Parliament any longer to prosecute sorcerers. But this was not until over twenty thousand individuals had perished at the stake simply for having been insane.
Thus ended what we may call the thaumaturgic era of insanity, and now follows the era of repression. There were as yet no hospitals to receive the insane, who were confined in convents or in prisons, according to the violence of their disorder. They were fettered, beaten, suffered to wallow in straw, exhibited to sight-seers, to gratify idle curiosity, or to afford amusement. This treatment was far from being such as medical science requires; but, still, it at least was a great improvement on the stake, and was less calculated than the exorcisms of the previous period to over-excite the patient. A last effort was made by the clergy and the Parliaments in 1713 to recover the powers of which they had been deprived by the ordinance of Louis XIV., but they were unsuccessful; and, consequently, when the Jansenist miracles and diableries became the talk of Paris, the government was content with simple measures of police repression. Finally, in 1768, the Parliaments declared that possession is a disease. Cagliostro was afforded every facility for summoning up the devil and putting him en rapport with the Cardinal Rohan; and Mesmer might now assemble at his famous banquet all the nervous subjects in Paris, without any hindrance on the part of king, clergy, or police.

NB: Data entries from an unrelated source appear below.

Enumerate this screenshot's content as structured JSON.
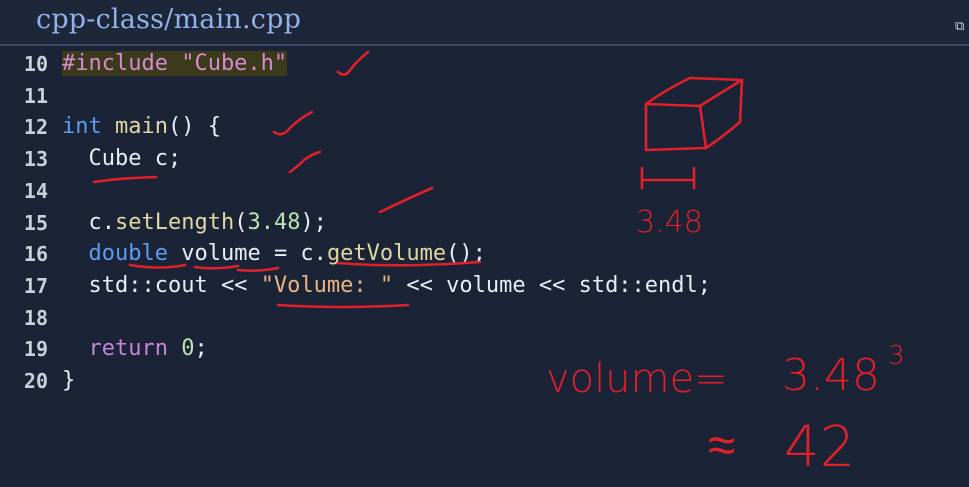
{
  "window": {
    "title": "cpp-class/main.cpp",
    "popout_icon": "external-link-icon"
  },
  "code": {
    "lines": [
      {
        "n": "10",
        "tokens": [
          {
            "t": "#include \"Cube.h\"",
            "c": "str-hl"
          }
        ]
      },
      {
        "n": "11",
        "tokens": []
      },
      {
        "n": "12",
        "tokens": [
          {
            "t": "int",
            "c": "kw"
          },
          {
            "t": " "
          },
          {
            "t": "main",
            "c": "fn"
          },
          {
            "t": "() {"
          }
        ]
      },
      {
        "n": "13",
        "tokens": [
          {
            "t": "  Cube",
            "c": "plain"
          },
          {
            "t": " c;"
          }
        ]
      },
      {
        "n": "14",
        "tokens": []
      },
      {
        "n": "15",
        "tokens": [
          {
            "t": "  c."
          },
          {
            "t": "setLength",
            "c": "fn"
          },
          {
            "t": "("
          },
          {
            "t": "3.48",
            "c": "num"
          },
          {
            "t": ");"
          }
        ]
      },
      {
        "n": "16",
        "tokens": [
          {
            "t": "  "
          },
          {
            "t": "double",
            "c": "kw"
          },
          {
            "t": " volume = c."
          },
          {
            "t": "getVolume",
            "c": "fn"
          },
          {
            "t": "();"
          }
        ]
      },
      {
        "n": "17",
        "tokens": [
          {
            "t": "  std::cout << "
          },
          {
            "t": "\"Volume: \"",
            "c": "str"
          },
          {
            "t": " << volume << std::endl;"
          }
        ]
      },
      {
        "n": "18",
        "tokens": []
      },
      {
        "n": "19",
        "tokens": [
          {
            "t": "  "
          },
          {
            "t": "return",
            "c": "kw2"
          },
          {
            "t": " "
          },
          {
            "t": "0",
            "c": "num"
          },
          {
            "t": ";"
          }
        ]
      },
      {
        "n": "20",
        "tokens": [
          {
            "t": "}"
          }
        ]
      }
    ]
  },
  "annotations": {
    "ink_color": "#e0202a",
    "cube_label": "3.48",
    "volume_label": "volume=",
    "volume_expr": "3.48",
    "exponent": "3",
    "approx": "≈",
    "approx_value": "42"
  }
}
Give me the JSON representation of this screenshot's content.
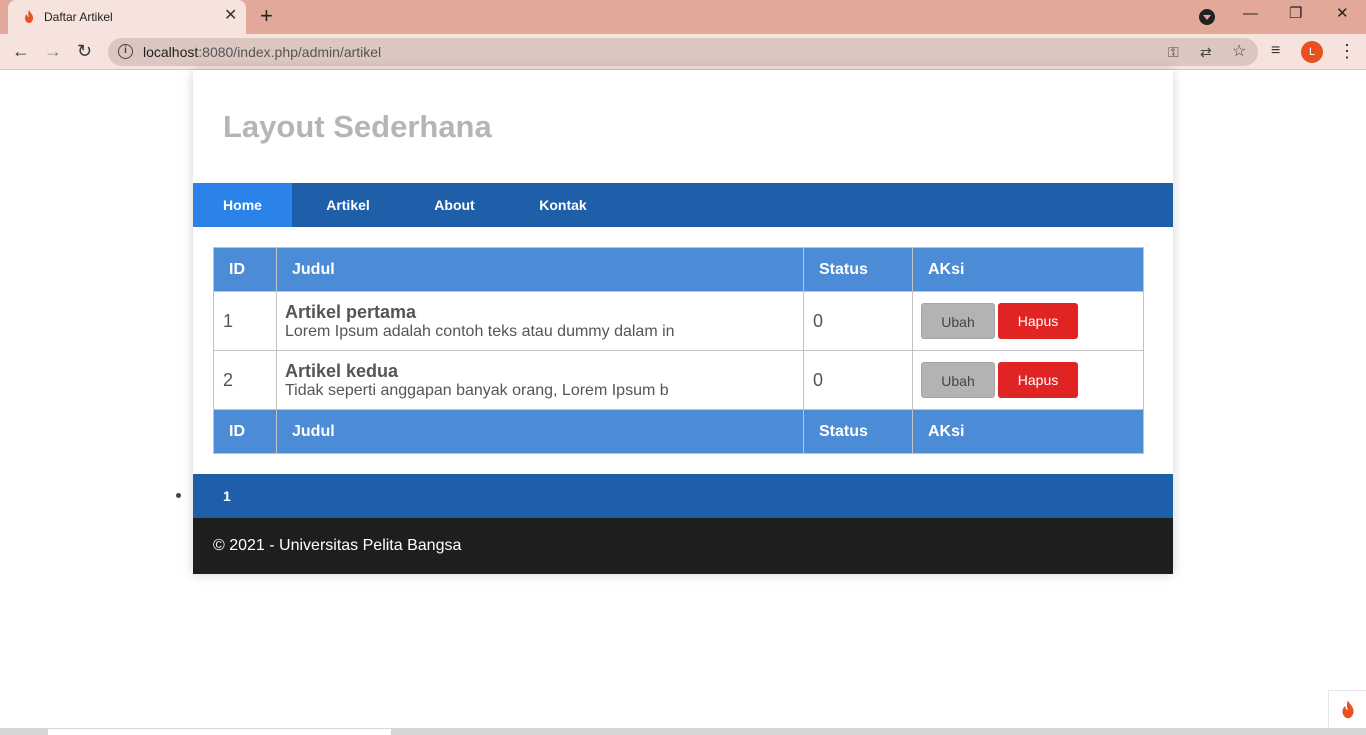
{
  "browser": {
    "tab_title": "Daftar Artikel",
    "tab_close": "✕",
    "new_tab": "+",
    "url_host": "localhost",
    "url_rest": ":8080/index.php/admin/artikel",
    "profile_initial": "L",
    "minimize": "—",
    "maximize": "❐",
    "close": "✕",
    "back": "←",
    "forward": "→",
    "reload": "↻",
    "info": "i",
    "key": "⚿",
    "translate": "⇄",
    "star": "☆",
    "queue": "≡",
    "menu": "⋮"
  },
  "page": {
    "site_title": "Layout Sederhana",
    "nav": [
      {
        "label": "Home",
        "active": true
      },
      {
        "label": "Artikel"
      },
      {
        "label": "About"
      },
      {
        "label": "Kontak"
      }
    ],
    "table": {
      "headers": [
        "ID",
        "Judul",
        "Status",
        "AKsi"
      ],
      "rows": [
        {
          "id": "1",
          "title": "Artikel pertama",
          "excerpt": "Lorem Ipsum adalah contoh teks atau dummy dalam in",
          "status": "0",
          "edit": "Ubah",
          "delete": "Hapus"
        },
        {
          "id": "2",
          "title": "Artikel kedua",
          "excerpt": "Tidak seperti anggapan banyak orang, Lorem Ipsum b",
          "status": "0",
          "edit": "Ubah",
          "delete": "Hapus"
        }
      ]
    },
    "pagination": {
      "current": "1"
    },
    "footer": "© 2021 - Universitas Pelita Bangsa"
  },
  "colors": {
    "tabbar": "#e2a99a",
    "navbar": "#1f5faa",
    "nav_active": "#2b83ea",
    "table_header": "#4c8bd5",
    "delete_button": "#e02323",
    "footer": "#1e1e1e"
  }
}
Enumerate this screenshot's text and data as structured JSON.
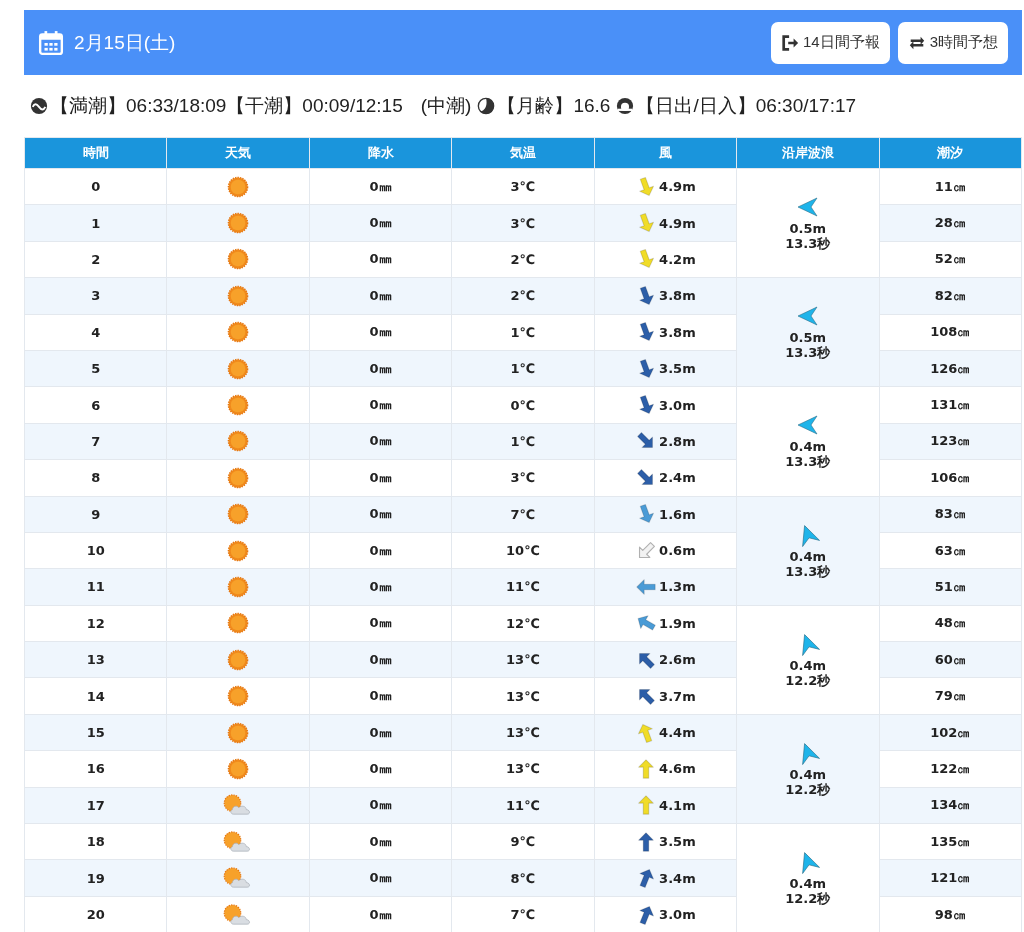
{
  "header": {
    "date": "2月15日(土)",
    "buttons": [
      {
        "label": "14日間予報",
        "kind": "exit"
      },
      {
        "label": "3時間予想",
        "kind": "swap"
      }
    ]
  },
  "info": {
    "tide": "【満潮】06:33/18:09【干潮】00:09/12:15",
    "tide_name": "(中潮)",
    "moon": "【月齢】16.6",
    "sun": "【日出/日入】06:30/17:17"
  },
  "table": {
    "columns": [
      "時間",
      "天気",
      "降水",
      "気温",
      "風",
      "沿岸波浪",
      "潮汐"
    ],
    "rows": [
      {
        "hour": "0",
        "weather": {
          "kind": "sunny"
        },
        "rain": "0㎜",
        "temp": "3℃",
        "wind": {
          "speed": "4.9m",
          "kind": "SSE",
          "color": "#f0dc28"
        },
        "tide": "11㎝"
      },
      {
        "hour": "1",
        "weather": {
          "kind": "sunny"
        },
        "rain": "0㎜",
        "temp": "3℃",
        "wind": {
          "speed": "4.9m",
          "kind": "SSE",
          "color": "#f0dc28"
        },
        "tide": "28㎝"
      },
      {
        "hour": "2",
        "weather": {
          "kind": "sunny"
        },
        "rain": "0㎜",
        "temp": "2℃",
        "wind": {
          "speed": "4.2m",
          "kind": "SSE",
          "color": "#f0dc28"
        },
        "tide": "52㎝"
      },
      {
        "hour": "3",
        "weather": {
          "kind": "sunny"
        },
        "rain": "0㎜",
        "temp": "2℃",
        "wind": {
          "speed": "3.8m",
          "kind": "SSE",
          "color": "#2c5ea8"
        },
        "tide": "82㎝"
      },
      {
        "hour": "4",
        "weather": {
          "kind": "sunny"
        },
        "rain": "0㎜",
        "temp": "1℃",
        "wind": {
          "speed": "3.8m",
          "kind": "SSE",
          "color": "#2c5ea8"
        },
        "tide": "108㎝"
      },
      {
        "hour": "5",
        "weather": {
          "kind": "sunny"
        },
        "rain": "0㎜",
        "temp": "1℃",
        "wind": {
          "speed": "3.5m",
          "kind": "SSE",
          "color": "#2c5ea8"
        },
        "tide": "126㎝"
      },
      {
        "hour": "6",
        "weather": {
          "kind": "sunny"
        },
        "rain": "0㎜",
        "temp": "0℃",
        "wind": {
          "speed": "3.0m",
          "kind": "SSE",
          "color": "#2c5ea8"
        },
        "tide": "131㎝"
      },
      {
        "hour": "7",
        "weather": {
          "kind": "sunny"
        },
        "rain": "0㎜",
        "temp": "1℃",
        "wind": {
          "speed": "2.8m",
          "kind": "SE",
          "color": "#2c5ea8"
        },
        "tide": "123㎝"
      },
      {
        "hour": "8",
        "weather": {
          "kind": "sunny"
        },
        "rain": "0㎜",
        "temp": "3℃",
        "wind": {
          "speed": "2.4m",
          "kind": "SE",
          "color": "#2c5ea8"
        },
        "tide": "106㎝"
      },
      {
        "hour": "9",
        "weather": {
          "kind": "sunny"
        },
        "rain": "0㎜",
        "temp": "7℃",
        "wind": {
          "speed": "1.6m",
          "kind": "SSE",
          "color": "#4a9bd6"
        },
        "tide": "83㎝"
      },
      {
        "hour": "10",
        "weather": {
          "kind": "sunny"
        },
        "rain": "0㎜",
        "temp": "10℃",
        "wind": {
          "speed": "0.6m",
          "kind": "SW",
          "color": "#f2f2f2"
        },
        "tide": "63㎝"
      },
      {
        "hour": "11",
        "weather": {
          "kind": "sunny"
        },
        "rain": "0㎜",
        "temp": "11℃",
        "wind": {
          "speed": "1.3m",
          "kind": "W",
          "color": "#4a9bd6"
        },
        "tide": "51㎝"
      },
      {
        "hour": "12",
        "weather": {
          "kind": "sunny"
        },
        "rain": "0㎜",
        "temp": "12℃",
        "wind": {
          "speed": "1.9m",
          "kind": "WNW",
          "color": "#4a9bd6"
        },
        "tide": "48㎝"
      },
      {
        "hour": "13",
        "weather": {
          "kind": "sunny"
        },
        "rain": "0㎜",
        "temp": "13℃",
        "wind": {
          "speed": "2.6m",
          "kind": "NW",
          "color": "#2c5ea8"
        },
        "tide": "60㎝"
      },
      {
        "hour": "14",
        "weather": {
          "kind": "sunny"
        },
        "rain": "0㎜",
        "temp": "13℃",
        "wind": {
          "speed": "3.7m",
          "kind": "NW",
          "color": "#2c5ea8"
        },
        "tide": "79㎝"
      },
      {
        "hour": "15",
        "weather": {
          "kind": "sunny"
        },
        "rain": "0㎜",
        "temp": "13℃",
        "wind": {
          "speed": "4.4m",
          "kind": "NNW",
          "color": "#f0dc28"
        },
        "tide": "102㎝"
      },
      {
        "hour": "16",
        "weather": {
          "kind": "sunny"
        },
        "rain": "0㎜",
        "temp": "13℃",
        "wind": {
          "speed": "4.6m",
          "kind": "N",
          "color": "#f0dc28"
        },
        "tide": "122㎝"
      },
      {
        "hour": "17",
        "weather": {
          "kind": "sunny_cloudy"
        },
        "rain": "0㎜",
        "temp": "11℃",
        "wind": {
          "speed": "4.1m",
          "kind": "N",
          "color": "#f0dc28"
        },
        "tide": "134㎝"
      },
      {
        "hour": "18",
        "weather": {
          "kind": "sunny_cloudy"
        },
        "rain": "0㎜",
        "temp": "9℃",
        "wind": {
          "speed": "3.5m",
          "kind": "N",
          "color": "#2c5ea8"
        },
        "tide": "135㎝"
      },
      {
        "hour": "19",
        "weather": {
          "kind": "sunny_cloudy"
        },
        "rain": "0㎜",
        "temp": "8℃",
        "wind": {
          "speed": "3.4m",
          "kind": "NNE",
          "color": "#2c5ea8"
        },
        "tide": "121㎝"
      },
      {
        "hour": "20",
        "weather": {
          "kind": "sunny_cloudy"
        },
        "rain": "0㎜",
        "temp": "7℃",
        "wind": {
          "speed": "3.0m",
          "kind": "NNE",
          "color": "#2c5ea8"
        },
        "tide": "98㎝"
      }
    ],
    "waves": [
      {
        "height": "0.5m",
        "period": "13.3秒",
        "kind": "W"
      },
      {
        "height": "0.5m",
        "period": "13.3秒",
        "kind": "W"
      },
      {
        "height": "0.4m",
        "period": "13.3秒",
        "kind": "W"
      },
      {
        "height": "0.4m",
        "period": "13.3秒",
        "kind": "NNW"
      },
      {
        "height": "0.4m",
        "period": "12.2秒",
        "kind": "NNW"
      },
      {
        "height": "0.4m",
        "period": "12.2秒",
        "kind": "NNW"
      },
      {
        "height": "0.4m",
        "period": "12.2秒",
        "kind": "NNW"
      }
    ]
  }
}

Science meanwhile was not idle. While justice was growing more lenient toward the insane, the study of the principles to be applied in the treatment of insanity engaged the earnest attention of all the great physicians of Switzerland, England, Holland, Germany, Italy, and France, and the various phenomena of-mental pathology were carefully described by Plater, Willis, Boerhaave, Fleming, Fracassini, Morgagni, Boissier de Sauvages, Lieutard, Lorry, and others. As regards the question of treatment, however, these learned writers nearly all fell into error, because they started out with false premises. In their time the famous theory of humorism held undivided sway, and according to this all disease came from the humors, the blood, lymph, bile, etc.; and a person was diseased to a greater or less degree, according to the higher or lower degree of crudity or of coction in which his humors were found. Hence there were two universal remedies, which were expected to answer every malady: purging and blood-letting. Violent insanity had its seat in the blood; melancholy madness, in the bile; exalted mania, in the spleen. Baglivi, who died in 1707, introduced into medicine the doctrine of solidism, which attributes the cause of disease to the solid parts of the body. Baglivi's writings were translated into French by Pinel, who was himself a reformer in the best sense of that word, and who introduced the mild treatment of the insane in modern times. In 1791 he published his "Medico-philosophical Treatise on Insanity," and 1792 was appointed physician-in-chief of the Bicêtre Asylum.